Life insurance services may be taxed at a lower rate of 12 per cent, which can boost the growth in demand for insurance in the country and it is likely to more than offset the temporary reduction in the government’s revenues.

Additionally, the schemes promoted by the government such as micro-insurance for term contracts or health covers etc. should be zero-rated. This would result in 100 per cent credit availability to life insurance companies and reduce the tax cost of providing these insurance services and improve the insurance penetration in the country.

Make Section 80C wider: The current limit of Rs 1.5 lakh total exemption under Section 80C is insufficient in consideration with the rise in levels of income which makes it difficult to leverage all possible deductions such as those for tuition fee, housing loan repayment, provident fund contributions etc. The government should consider creating an additional exemption clause for life insurance outside of Section 80C limits to incentivise people to buy insurance to meet their financial goals.

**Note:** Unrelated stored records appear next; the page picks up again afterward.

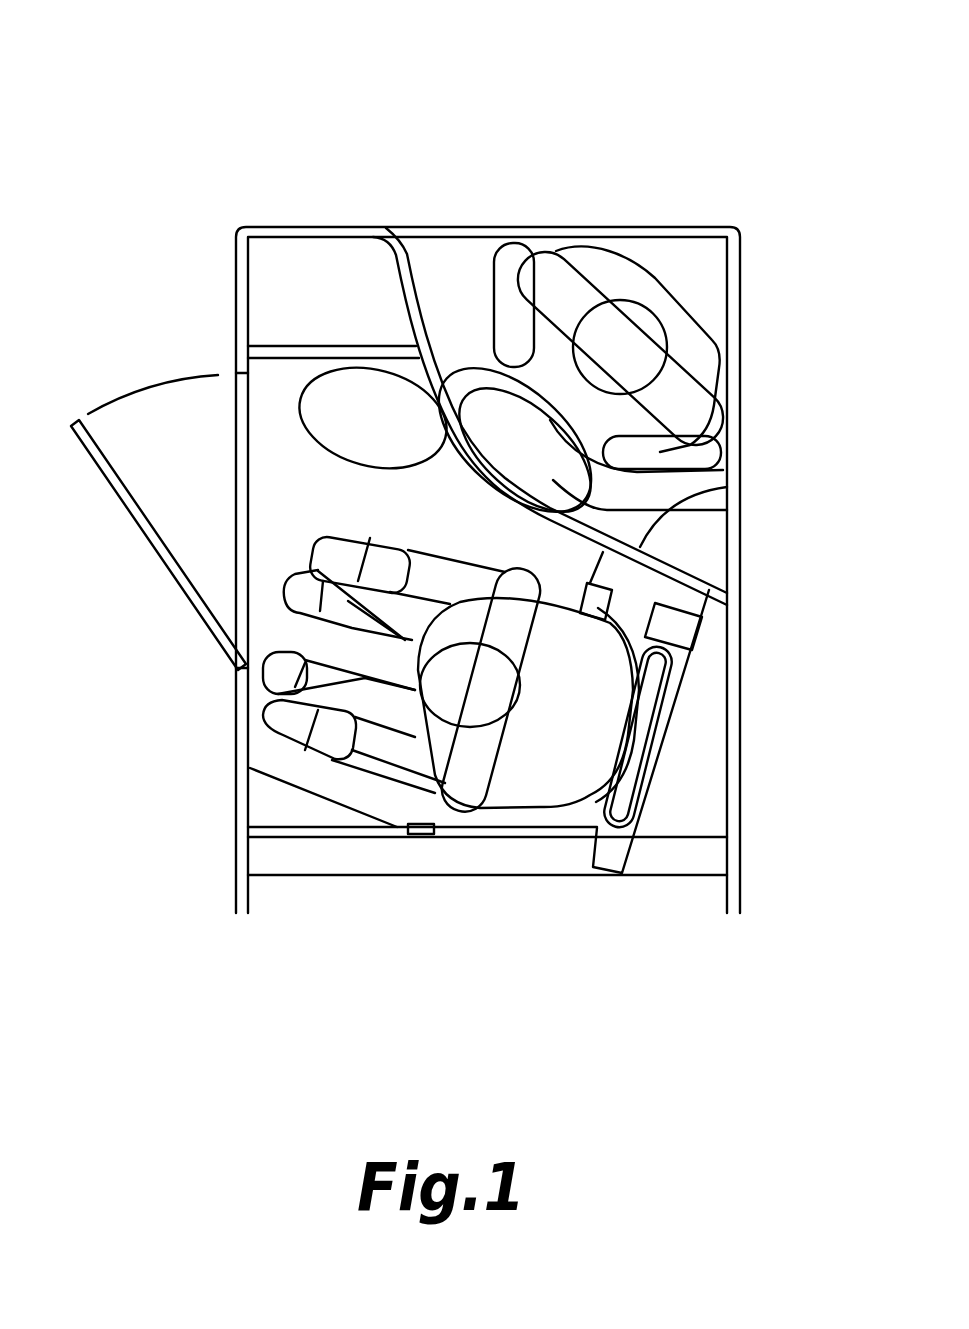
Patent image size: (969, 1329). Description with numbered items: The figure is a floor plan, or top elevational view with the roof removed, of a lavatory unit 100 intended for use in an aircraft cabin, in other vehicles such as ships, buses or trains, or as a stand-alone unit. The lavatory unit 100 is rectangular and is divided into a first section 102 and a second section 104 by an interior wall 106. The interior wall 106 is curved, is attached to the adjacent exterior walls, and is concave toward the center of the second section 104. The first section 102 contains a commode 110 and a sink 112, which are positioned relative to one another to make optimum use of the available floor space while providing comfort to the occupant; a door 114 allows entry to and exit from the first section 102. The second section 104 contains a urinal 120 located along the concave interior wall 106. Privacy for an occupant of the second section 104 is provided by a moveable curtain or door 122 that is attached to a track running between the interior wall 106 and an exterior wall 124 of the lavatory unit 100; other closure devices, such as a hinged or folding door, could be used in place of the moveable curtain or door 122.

The lavatory unit 100 is at (743, 90).
The first section 102 is at (337, 496).
The second section 104 is at (680, 278).
The interior wall 106 is at (685, 575).
The commode 110 is at (560, 753).
The sink 112 is at (345, 410).
The door 114 is at (150, 548).
The urinal 120 is at (727, 510).
The moveable curtain or door 122 is at (449, 230).
The exterior wall 124 is at (737, 287).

If not, the government should seek to increase the current limit from Rs 1.5 lakh to Rs 3 lakh in order to provide a wide-enough exemption bracket. A bigger bracket will propel more people to invest in long-term financial products such as life-insurance and boost the availability of long-term capital in the economy as a whole.

Parity with NPS: The National Pension Scheme and pension plans offered by insurance companies have the common objective of helping people build a retirement corpus and invest for their future. However, the tax treatment for NPS and pension plans differ which results in arbitrage in favour of the NPS – a situation that must be corrected since both products equally contribute to the growth of the economy.

For instance:

  1. Contribution to pension plans should be tax-exempt in a similar way that contributions by employees under NPS are exempt up to Rs 50,000.
  2. Contributions by employers are deductible if they don’t exceed 10 per cent of the employee’s salary under NPS but no such exemption exists for pension plans
  3. While NPS doesn’t have any GST provision but there’s 1.8 per cent GST payable on the value of the annuity from a pension (Life Insurance) corpus.

Making annuities tax free: Annuities are an important part of the welfare net for senior citizens who are the major beneficiaries of these schemes. However, even though annuities play an important role in securing the post-retirement life, the tax paid by senior citizens on the receipt of their retirement savings is not in line with the welfare policy. Moreover, taxes often reduce savings substantially.

It is recommended that annuities be made completely tax-free to promote social and economic welfare in the country.